Training the AI Model for Gel Electrophoresis Data Analysis
The Edinburgh team began their project by setting up an extensive dataset of over 500 human-labelled gel images featuring a range of common experimental scenarios. They used this dataset to train a lightweight neural network to accurately identify bands from images.
The result was a highly effective model capable of identifying bands regardless of their quality, background intensity and even the presence of unexpected discontinuities such as torn gel chunks. Furthermore, the approach was able to produce quantitation results that matched or surpassed those generated using conventional tools.
GelGenie: Simplifying Gel Electrophoresis Data Analysis
To enable others to apply the technique to their data, the team also developed GelGenie, an open-source graphical application that allows users to extract bands from gel images on their own devices, with no expert knowledge or experience required.
Providing Resources for Customisation and Further Development
The entire dataset, model weights, and scripting framework have also been released to allow others to use or fine-tune the models for more specialised applications or their own custom pipelines.
Future of Gel Electrophoresis Data Analysis with AI
Dr Matthew Aquilina, who co-led the project whilst at the University of Edinburgh, presently a postdoctoral research fellow at Harvard University and the Dana-Farber Cancer Institute, said: “To the best of our knowledge, GelGenie is the first software platform to investigate universal gel analysis using AI. We hope our platform has set the stage for a truly universal gel analysis framework that others will integrate into their workflow and continue to iterate on with further refinements and improved functionality.”

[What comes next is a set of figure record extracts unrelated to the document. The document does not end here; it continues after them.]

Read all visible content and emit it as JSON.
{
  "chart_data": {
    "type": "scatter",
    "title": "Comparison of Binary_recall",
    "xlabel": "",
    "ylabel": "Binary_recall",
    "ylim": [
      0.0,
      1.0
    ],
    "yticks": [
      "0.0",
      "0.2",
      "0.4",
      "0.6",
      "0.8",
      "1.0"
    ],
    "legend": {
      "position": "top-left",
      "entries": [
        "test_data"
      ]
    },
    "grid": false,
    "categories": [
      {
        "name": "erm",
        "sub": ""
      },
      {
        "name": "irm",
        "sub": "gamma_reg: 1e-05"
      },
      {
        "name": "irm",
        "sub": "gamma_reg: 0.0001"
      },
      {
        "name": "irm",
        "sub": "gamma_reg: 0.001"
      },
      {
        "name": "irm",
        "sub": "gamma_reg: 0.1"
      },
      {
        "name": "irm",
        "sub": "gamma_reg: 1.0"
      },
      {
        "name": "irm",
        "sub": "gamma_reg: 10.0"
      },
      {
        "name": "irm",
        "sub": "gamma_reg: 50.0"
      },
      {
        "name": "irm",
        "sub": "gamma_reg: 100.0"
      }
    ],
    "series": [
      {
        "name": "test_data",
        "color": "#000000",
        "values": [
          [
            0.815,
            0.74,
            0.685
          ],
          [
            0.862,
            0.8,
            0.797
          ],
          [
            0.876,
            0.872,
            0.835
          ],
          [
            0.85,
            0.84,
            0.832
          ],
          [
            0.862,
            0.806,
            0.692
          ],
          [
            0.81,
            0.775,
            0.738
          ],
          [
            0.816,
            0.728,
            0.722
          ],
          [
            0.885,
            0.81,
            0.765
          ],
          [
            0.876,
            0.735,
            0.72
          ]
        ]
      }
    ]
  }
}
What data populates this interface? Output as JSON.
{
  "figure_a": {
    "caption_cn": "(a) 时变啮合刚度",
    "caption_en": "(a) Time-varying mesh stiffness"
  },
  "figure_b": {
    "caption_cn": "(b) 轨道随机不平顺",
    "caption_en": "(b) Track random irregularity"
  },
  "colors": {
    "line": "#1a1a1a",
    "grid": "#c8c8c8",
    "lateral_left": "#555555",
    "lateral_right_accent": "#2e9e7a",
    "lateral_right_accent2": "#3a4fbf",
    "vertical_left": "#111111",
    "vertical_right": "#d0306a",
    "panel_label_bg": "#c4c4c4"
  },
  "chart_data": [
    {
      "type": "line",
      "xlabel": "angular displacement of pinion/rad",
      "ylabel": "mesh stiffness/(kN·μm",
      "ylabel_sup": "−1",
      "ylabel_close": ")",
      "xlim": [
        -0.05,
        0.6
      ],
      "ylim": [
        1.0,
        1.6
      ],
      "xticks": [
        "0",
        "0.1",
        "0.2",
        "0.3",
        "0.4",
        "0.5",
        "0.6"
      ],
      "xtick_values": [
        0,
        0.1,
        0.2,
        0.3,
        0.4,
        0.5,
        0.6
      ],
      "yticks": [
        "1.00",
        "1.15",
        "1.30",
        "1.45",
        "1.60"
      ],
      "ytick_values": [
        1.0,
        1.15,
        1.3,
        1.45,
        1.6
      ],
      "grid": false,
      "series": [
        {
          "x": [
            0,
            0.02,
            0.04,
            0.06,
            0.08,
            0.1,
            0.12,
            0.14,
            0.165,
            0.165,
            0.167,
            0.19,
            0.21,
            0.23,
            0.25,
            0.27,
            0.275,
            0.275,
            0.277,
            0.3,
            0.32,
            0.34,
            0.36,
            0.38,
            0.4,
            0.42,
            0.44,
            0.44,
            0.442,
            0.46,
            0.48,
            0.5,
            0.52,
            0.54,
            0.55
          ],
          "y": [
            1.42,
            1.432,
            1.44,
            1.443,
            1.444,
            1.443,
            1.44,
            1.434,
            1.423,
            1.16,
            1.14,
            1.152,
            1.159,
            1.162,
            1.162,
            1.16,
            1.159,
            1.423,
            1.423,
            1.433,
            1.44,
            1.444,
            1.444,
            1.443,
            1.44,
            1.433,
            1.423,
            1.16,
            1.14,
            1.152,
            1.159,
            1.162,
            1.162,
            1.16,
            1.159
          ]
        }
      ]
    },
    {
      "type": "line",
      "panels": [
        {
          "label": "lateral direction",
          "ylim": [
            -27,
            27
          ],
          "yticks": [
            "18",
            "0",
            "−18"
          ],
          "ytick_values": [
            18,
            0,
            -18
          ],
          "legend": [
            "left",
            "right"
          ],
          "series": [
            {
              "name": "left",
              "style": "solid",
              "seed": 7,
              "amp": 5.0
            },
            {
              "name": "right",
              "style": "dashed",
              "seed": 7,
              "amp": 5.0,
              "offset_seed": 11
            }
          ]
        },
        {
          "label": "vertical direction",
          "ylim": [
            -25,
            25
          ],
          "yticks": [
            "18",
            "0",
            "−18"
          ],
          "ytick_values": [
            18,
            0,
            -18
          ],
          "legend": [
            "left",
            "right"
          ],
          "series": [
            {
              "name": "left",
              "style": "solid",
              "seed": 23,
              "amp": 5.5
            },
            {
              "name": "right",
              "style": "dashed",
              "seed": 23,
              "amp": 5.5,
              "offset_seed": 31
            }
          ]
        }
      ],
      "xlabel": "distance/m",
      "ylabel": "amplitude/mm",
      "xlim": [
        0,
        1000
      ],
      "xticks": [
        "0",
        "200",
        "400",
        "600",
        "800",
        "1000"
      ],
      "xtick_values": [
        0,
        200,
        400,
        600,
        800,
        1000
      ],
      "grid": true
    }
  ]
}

A Revolutionary Step in Gel Electrophoresis Data Analysis
Dr Katherine Dunn, University of Edinburgh, School of Engineering, who co-led the project and supervised Dr Aquilina, said:
“Gel electrophoresis is used widely across academia and industry, but most scientists use relatively unsophisticated methods to analyse gel electrophoresis data. Our new tool harnesses the power of artificial intelligence to bring the analysis of gel electrophoresis data firmly into the 21st century.”